Mobile Feature Spec: Structured Document Scanning

1. Overview

This feature allows mobile users to scan physical documents via the camera for the purpose of efficient data ingestion. Unlike the “Visual Art” flow, this is a utilitarian flow focused on extracting structured information from text-heavy documents to populate the Knowledge Graph.

2. User Workflow

  1. Open Scanner: User accesses the “Document Scanner” mode in the mobile app.
  2. Scan: User positions camera over a document.
    • UI Feature: Edge detection guide overlays to assist regular cropping.
  3. Review: User reviews the scan clarity and crops if necessary.
  4. Ingest: User confirms upload.
  5. System Action:
    • The document is processed by the “Structured” service.
    • Content is converted to structured JSON.
    • Data is ingested into the system’s Memory (Zep).

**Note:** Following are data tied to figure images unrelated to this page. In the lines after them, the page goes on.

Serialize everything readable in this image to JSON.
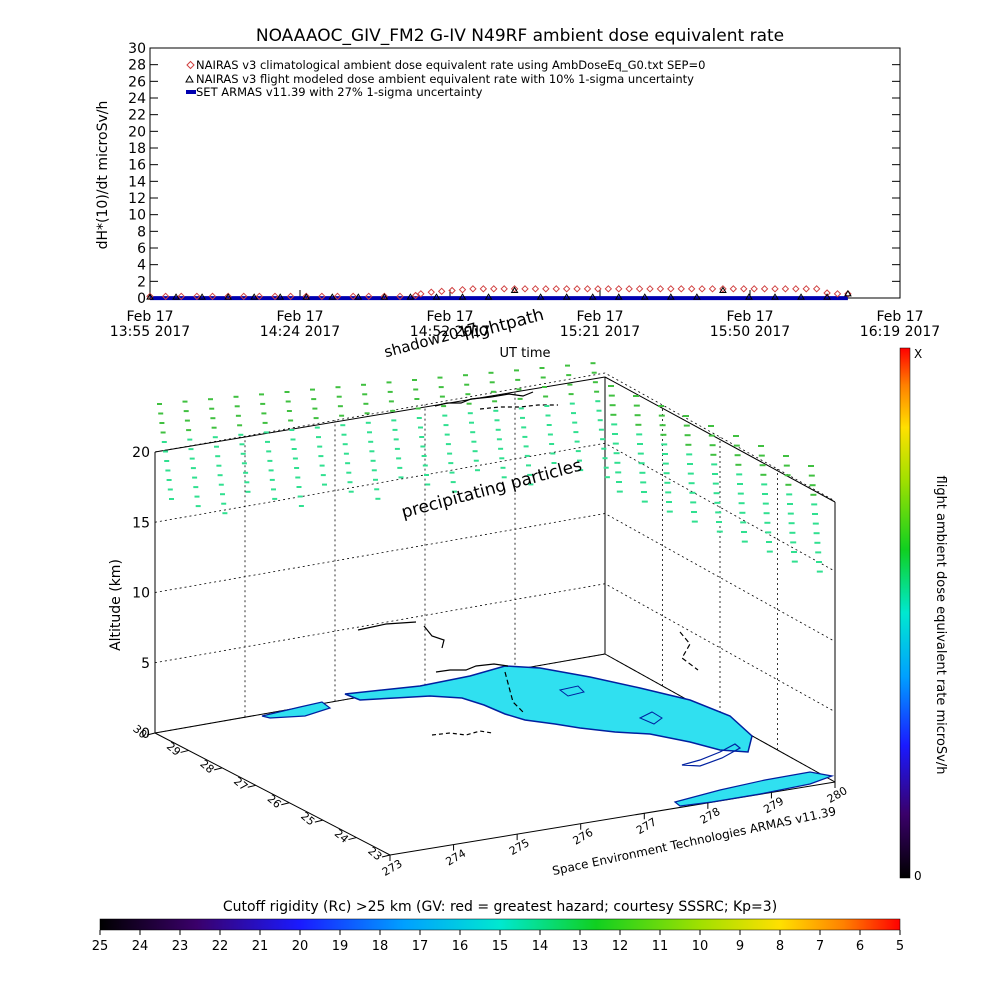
{
  "colors": {
    "background": "#ffffff",
    "climatological": "#d04040",
    "modeled": "#000000",
    "armas": "#0000b0",
    "dose_dots": "#30e090",
    "dose_dots_top": "#40c040",
    "land_fill": "#30e0f0",
    "coast_line": "#0020a0"
  },
  "chart_data": [
    {
      "type": "line",
      "title": "NOAAAOC_GIV_FM2 G-IV    N49RF  ambient dose equivalent rate",
      "ylabel": "dH*(10)/dt microSv/h",
      "xlabel": "UT time",
      "ylim": [
        0,
        30
      ],
      "y_ticks": [
        "0",
        "2",
        "4",
        "6",
        "8",
        "10",
        "12",
        "14",
        "16",
        "18",
        "20",
        "22",
        "24",
        "26",
        "28",
        "30"
      ],
      "x_ticks": [
        {
          "line1": "Feb 17",
          "line2": "13:55 2017"
        },
        {
          "line1": "Feb 17",
          "line2": "14:24 2017"
        },
        {
          "line1": "Feb 17",
          "line2": "14:52 2017"
        },
        {
          "line1": "Feb 17",
          "line2": "15:21 2017"
        },
        {
          "line1": "Feb 17",
          "line2": "15:50 2017"
        },
        {
          "line1": "Feb 17",
          "line2": "16:19 2017"
        }
      ],
      "legend_position": "top-left",
      "series": [
        {
          "name": "NAIRAS v3 climatological ambient dose equivalent rate using AmbDoseEq_G0.txt SEP=0",
          "marker": "diamond",
          "x_minutes_after_1355": [
            0,
            3,
            6,
            9,
            12,
            15,
            18,
            21,
            24,
            27,
            30,
            33,
            36,
            39,
            42,
            45,
            48,
            51,
            52,
            54,
            56,
            58,
            60,
            62,
            64,
            66,
            68,
            70,
            72,
            74,
            76,
            78,
            80,
            82,
            84,
            86,
            88,
            90,
            92,
            94,
            96,
            98,
            100,
            102,
            104,
            106,
            108,
            110,
            112,
            114,
            116,
            118,
            120,
            122,
            124,
            126,
            128,
            130,
            132,
            134
          ],
          "values": [
            0.2,
            0.2,
            0.2,
            0.2,
            0.2,
            0.2,
            0.2,
            0.2,
            0.2,
            0.2,
            0.2,
            0.2,
            0.2,
            0.2,
            0.2,
            0.2,
            0.2,
            0.3,
            0.5,
            0.7,
            0.8,
            0.9,
            1.0,
            1.1,
            1.1,
            1.1,
            1.1,
            1.1,
            1.1,
            1.1,
            1.1,
            1.1,
            1.1,
            1.1,
            1.1,
            1.1,
            1.1,
            1.1,
            1.1,
            1.1,
            1.1,
            1.1,
            1.1,
            1.1,
            1.1,
            1.1,
            1.1,
            1.1,
            1.1,
            1.1,
            1.1,
            1.1,
            1.1,
            1.1,
            1.1,
            1.1,
            1.1,
            0.6,
            0.5,
            0.5
          ]
        },
        {
          "name": "NAIRAS v3 flight modeled dose ambient equivalent rate with 10% 1-sigma uncertainty",
          "marker": "triangle",
          "x_minutes_after_1355": [
            0,
            5,
            10,
            15,
            20,
            25,
            30,
            35,
            40,
            45,
            50,
            55,
            60,
            65,
            70,
            75,
            80,
            85,
            90,
            95,
            100,
            105,
            110,
            115,
            120,
            125,
            130,
            134
          ],
          "values": [
            0.1,
            0.1,
            0.1,
            0.1,
            0.1,
            0.1,
            0.1,
            0.1,
            0.1,
            0.1,
            0.1,
            0.1,
            0.1,
            0.1,
            0.9,
            0.1,
            0.1,
            0.1,
            0.1,
            0.1,
            0.1,
            0.1,
            0.9,
            0.1,
            0.1,
            0.1,
            0.1,
            0.5
          ]
        },
        {
          "name": "SET ARMAS v11.39 with 27% 1-sigma uncertainty",
          "marker": "dot",
          "x_minutes_after_1355": [
            0,
            134
          ],
          "values": [
            0.1,
            0.1
          ]
        }
      ]
    },
    {
      "type": "scatter",
      "zlabel": "Altitude (km)",
      "z_ticks": [
        "0",
        "5",
        "10",
        "15",
        "20"
      ],
      "lat_ticks": [
        "30",
        "29",
        "28",
        "27",
        "26",
        "25",
        "24",
        "23"
      ],
      "lon_ticks": [
        "273",
        "274",
        "275",
        "276",
        "277",
        "278",
        "279",
        "280"
      ],
      "annotations": {
        "flightpath": "flightpath",
        "shadow": "shadow2017",
        "particles": "precipitating particles",
        "credit": "Space Environment Technologies ARMAS v11.39"
      },
      "colorbar": {
        "label": "flight ambient dose equivalent rate microSv/h",
        "top_label": "X",
        "bottom_label": "0"
      }
    },
    {
      "type": "heatmap",
      "title": "Cutoff rigidity (Rc) >25 km (GV: red = greatest hazard; courtesy SSSRC; Kp=3)",
      "tick_labels": [
        "25",
        "24",
        "23",
        "22",
        "21",
        "20",
        "19",
        "18",
        "17",
        "16",
        "15",
        "14",
        "13",
        "12",
        "11",
        "10",
        "9",
        "8",
        "7",
        "6",
        "5"
      ]
    }
  ]
}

3. Technical Implementation

3.1 Mobile Client

  • Scanner Interface: Use platform-native document scanning APIs (e.g., VisionKit on iOS, ML Kit on Android) for:
    • Edge detection.
    • Perspective correction.
    • Auto-cropping.
  • Upload Endpoint: POST /api/v1/ingest/document (Multipart/form-data).
  • Payload:
    • file: The processed PDF or high-contrast image.
    • session_id: Current active session.

3.2 Backend Processing

  1. Storage:
    • Save raw scan to Blob Storage.
  2. Structured Extraction:
    • Send file to Structured (unstructured.io or internal equivalent service).
    • Goal: Extract hierarchy, tables, and key-value pairs into normalized JSON.
  3. Ingestion:
    • Parse the returned JSON.
    • Chunk text based on document structure (headers, sections).
    • Embed chunks and upsert into Zep Memory and/or Graph Database.
  4. Metadata:
    • Tag entry with source_type: scanned_document.

4. Requirements

  • Accuracy: High-quality OCR and structure recognition.
  • Format: Output must be machine-readable JSON, not just plain text blocks.
  • Searchability: The ingested content must be immediately searchable by Agents (Elena/Marcus) within the session context.